24 State AGs respond to credit company plans to track gun purchases

by sam

Samuel Case, FISM News


A group of 24 state attorneys general delivered a letter on Tuesday to the CEOs of American Express, Visa, and Mastercard, expressing concerns about their plans to track gun purchases.

“The Second Amendment is a fundamental right, but it’s also a fundamental American value. Our financial institutions should stop lending their market power to those who wish to attack that value,” they wrote, according to the Washington Times.

This month, the credit card industry representatives approved a measure to create new merchant category codes — a four-digit number that denotes where a purchase has been made — for gun retailers.
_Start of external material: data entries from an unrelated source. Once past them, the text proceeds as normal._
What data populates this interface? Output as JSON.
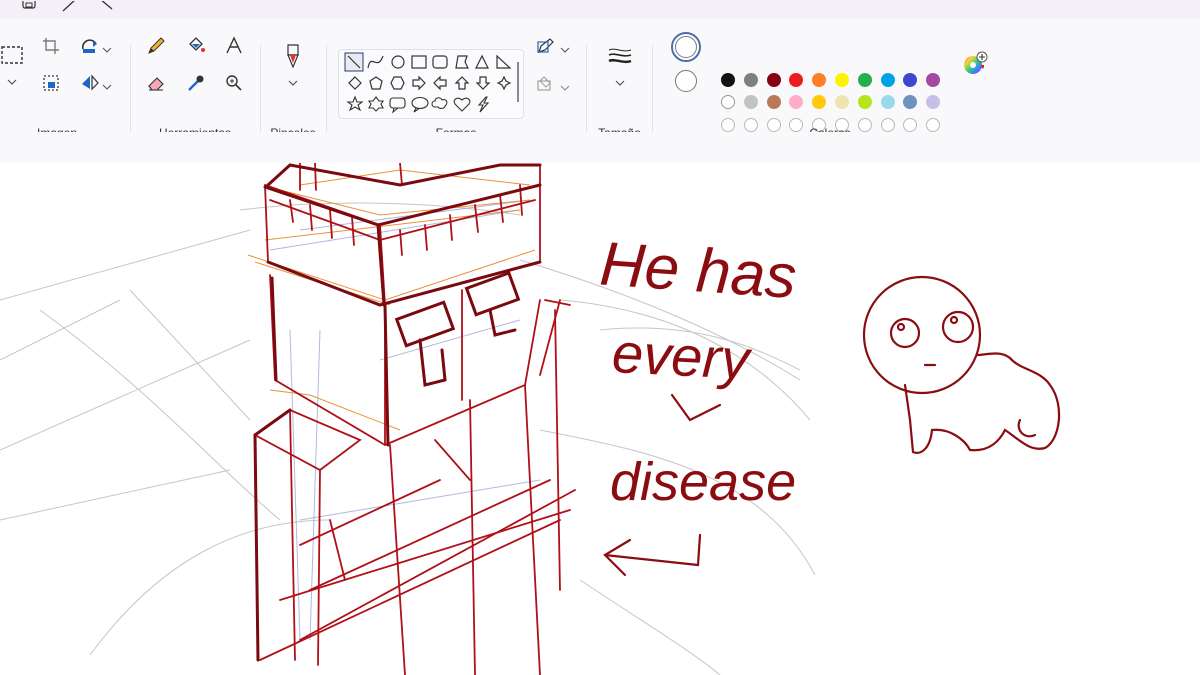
{
  "ribbon": {
    "groups": [
      {
        "id": "imagen",
        "label": "Imagen"
      },
      {
        "id": "herramientas",
        "label": "Herramientas"
      },
      {
        "id": "pinceles",
        "label": "Pinceles"
      },
      {
        "id": "formas",
        "label": "Formas"
      },
      {
        "id": "tamano",
        "label": "Tamaño"
      },
      {
        "id": "colores",
        "label": "Colores"
      }
    ],
    "colors": {
      "row1": [
        "#111111",
        "#7f7f7f",
        "#880015",
        "#ed1c24",
        "#ff7f27",
        "#fff200",
        "#22b14c",
        "#00a2e8",
        "#3f48cc",
        "#a349a4"
      ],
      "row2": [
        "#ffffff",
        "#c3c3c3",
        "#b97a57",
        "#ffaec9",
        "#ffc90e",
        "#efe4b0",
        "#b5e61d",
        "#99d9ea",
        "#7092be",
        "#c8bfe7"
      ],
      "primary_color": "#ffffff",
      "secondary_color": "#ffffff"
    },
    "shapes": [
      "line",
      "curve",
      "oval",
      "rectangle",
      "rounded-rectangle",
      "polygon",
      "triangle",
      "right-triangle",
      "diamond",
      "pentagon",
      "hexagon",
      "right-arrow",
      "left-arrow",
      "up-arrow",
      "down-arrow",
      "four-point-star",
      "five-point-star",
      "six-point-star",
      "rounded-callout",
      "oval-callout",
      "cloud-callout",
      "heart",
      "lightning"
    ]
  },
  "canvas": {
    "handwriting": {
      "line1": "He has",
      "line2": "every",
      "line3": "disease"
    },
    "ink_color": "#8b0d12"
  }
}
Until now, gun purchases had been classified under “miscellaneous retail stores” or “sporting goods stores.” Going forward, gun retailers will have a specialized, trackable code.

The AGs say the new merchant codes will “only result in vague and misleading information.” They argue that “this categorization would not recognize the difference, for example, between the purchase of a gun safe and a firearm.” 

Supporters of the new merchant codes, such as Governor Kathy Hochul (D-N.Y.) say they will help law enforcement flag “suspicious” gun purchases.

Second Amendment advocates fear that these tracking codes are part of a greater ploy to spy on the gun purchases of law-abiding citizens. The AGs cited these fears in the letter, saying that the list could easily be used for nefarious purposes.

“More importantly, purposefully tracking this information can only result in its misuse, either unintentional or deliberate,” they write, also expressing concerns the database could be hacked or leaked.

Generating a ‘list of gun buyers’ creates the obvious risk that law-abiding consumers’ information will be leaked, discovered, hacked, or otherwise obtained and misused by those who oppose Americans exercising their Second Amendment rights.

Furthermore, the AGs warn they will not shy away from using “the full scope” of their authority to protect Americans from “unlawful attempts to undermine their constitutional rights,” while accusing the companies of using “corporate leverage” to “advance political goals.”

Meanwhile, Florida Chief Financial Officer Jimmy Patronis released a statement this week saying he may penalize the credit card companies if they move forward with the merchant codes.

The idea that law-abiding Americans would be put on some kind of corporate watchlist is disturbing,” Patronis remarked.

Patronis later warned the state may respond by “barring these companies from doing any business with the State of Florida,” adding, “We will send a message out to these large corporations that if you are interested in doing business with Florida, you need to make sure that you’re protecting Floridians’ right to arm and defend themselves.”